Credo non sia altro che una definizione geografica. In passato si poteva parlare di cinema jugoslavo, oggi non si può definire che bosniaco. Credo che a Danis sia venuta la nausea a furia di sentirsi chiedere se “No Man’s Land” fosse un film bosniaco. Se guardiamo ai finanziamenti non lo era, hanno partecipato Slovenia, Italia, Francia… Si può definire bosniaco come qualsiasi film girato in terra bosniaca.

Il nuovo cinema balcanico ha mantenuto una sua centralità per il cinema mondiale. Come se lo spiega?

Il cinema rumeno è in espansione, ma solo perché sono usciti dei buoni film. Non è una questione geografica, servono semplicemente buoni film. Poi certo, la moda o la politica possono pesare nella scelta all’interno di una rosa di buoni film, ma non possono portare al successo dei film che non hanno un valore intrinseco.
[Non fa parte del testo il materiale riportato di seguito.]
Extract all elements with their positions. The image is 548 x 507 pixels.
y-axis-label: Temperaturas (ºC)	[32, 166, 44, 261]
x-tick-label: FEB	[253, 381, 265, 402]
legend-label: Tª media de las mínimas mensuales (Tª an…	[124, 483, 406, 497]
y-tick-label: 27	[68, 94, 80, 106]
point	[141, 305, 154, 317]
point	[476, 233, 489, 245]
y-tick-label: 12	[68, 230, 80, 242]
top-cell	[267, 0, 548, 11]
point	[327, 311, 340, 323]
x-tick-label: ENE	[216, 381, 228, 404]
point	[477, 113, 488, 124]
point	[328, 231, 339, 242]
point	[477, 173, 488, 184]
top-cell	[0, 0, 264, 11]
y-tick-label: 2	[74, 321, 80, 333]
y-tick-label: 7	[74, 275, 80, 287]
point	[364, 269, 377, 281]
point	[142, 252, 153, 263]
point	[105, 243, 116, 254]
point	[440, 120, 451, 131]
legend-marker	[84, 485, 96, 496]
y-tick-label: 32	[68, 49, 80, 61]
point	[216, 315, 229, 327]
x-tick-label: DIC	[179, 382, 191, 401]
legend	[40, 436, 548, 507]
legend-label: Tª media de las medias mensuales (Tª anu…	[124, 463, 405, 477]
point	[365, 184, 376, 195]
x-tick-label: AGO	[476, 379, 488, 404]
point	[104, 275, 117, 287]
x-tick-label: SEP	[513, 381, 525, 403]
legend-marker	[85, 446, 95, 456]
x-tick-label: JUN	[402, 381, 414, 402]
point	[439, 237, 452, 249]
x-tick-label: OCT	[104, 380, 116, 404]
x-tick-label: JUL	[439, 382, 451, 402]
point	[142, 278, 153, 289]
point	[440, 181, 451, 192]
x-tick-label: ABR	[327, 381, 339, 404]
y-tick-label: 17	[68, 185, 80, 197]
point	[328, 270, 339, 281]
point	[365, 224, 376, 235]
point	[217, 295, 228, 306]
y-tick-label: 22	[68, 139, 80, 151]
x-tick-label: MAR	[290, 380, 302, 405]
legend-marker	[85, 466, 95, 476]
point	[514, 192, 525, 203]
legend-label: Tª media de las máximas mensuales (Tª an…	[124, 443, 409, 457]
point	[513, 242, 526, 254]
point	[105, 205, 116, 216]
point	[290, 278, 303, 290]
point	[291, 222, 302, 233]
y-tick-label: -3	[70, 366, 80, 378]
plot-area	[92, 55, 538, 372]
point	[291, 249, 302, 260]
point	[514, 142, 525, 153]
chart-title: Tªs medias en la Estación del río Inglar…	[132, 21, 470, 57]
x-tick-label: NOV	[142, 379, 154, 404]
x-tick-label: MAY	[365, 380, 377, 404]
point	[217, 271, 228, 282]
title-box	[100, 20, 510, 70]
Ci sono nuove tendenze, ad esempio film neo-jugoslavi come “Karaul”. Lo sceneggiatore è croato, gli attori bosniaci… E' un buon modello. Per questo va ringraziato il fondo bosniaco per la cinematografia, che ha reso possibili queste co-produzioni, positive anche perché sono film fruibili in tutto il territorio ex-jugoslavo, Bosnia, Serbia e Croazia.

Che importanza ha l'UE per il cinema balcanico? E gli Stati Uniti? Ed il resto del mondo?

Non sono sicuro di saper rispondere a questa domanda. So che il Sarajevo Film Festival ha avuto un ruolo molto importante nel portare attenzione e finanziamenti al cinema locale, permettendo di instaurare contatti importanti a livello internazionale.

Per quanto riguarda gli Stati Uniti, in tempo di guerra i media hanno familiarizzato il pubblico con la Bosnia, che così non suona come un luogo astruso o esotico alle orecchie del pubblico americano. L’America rimane comunque un mercato troppo chiuso all’esterno, per noi è più importante avere successo in Europa.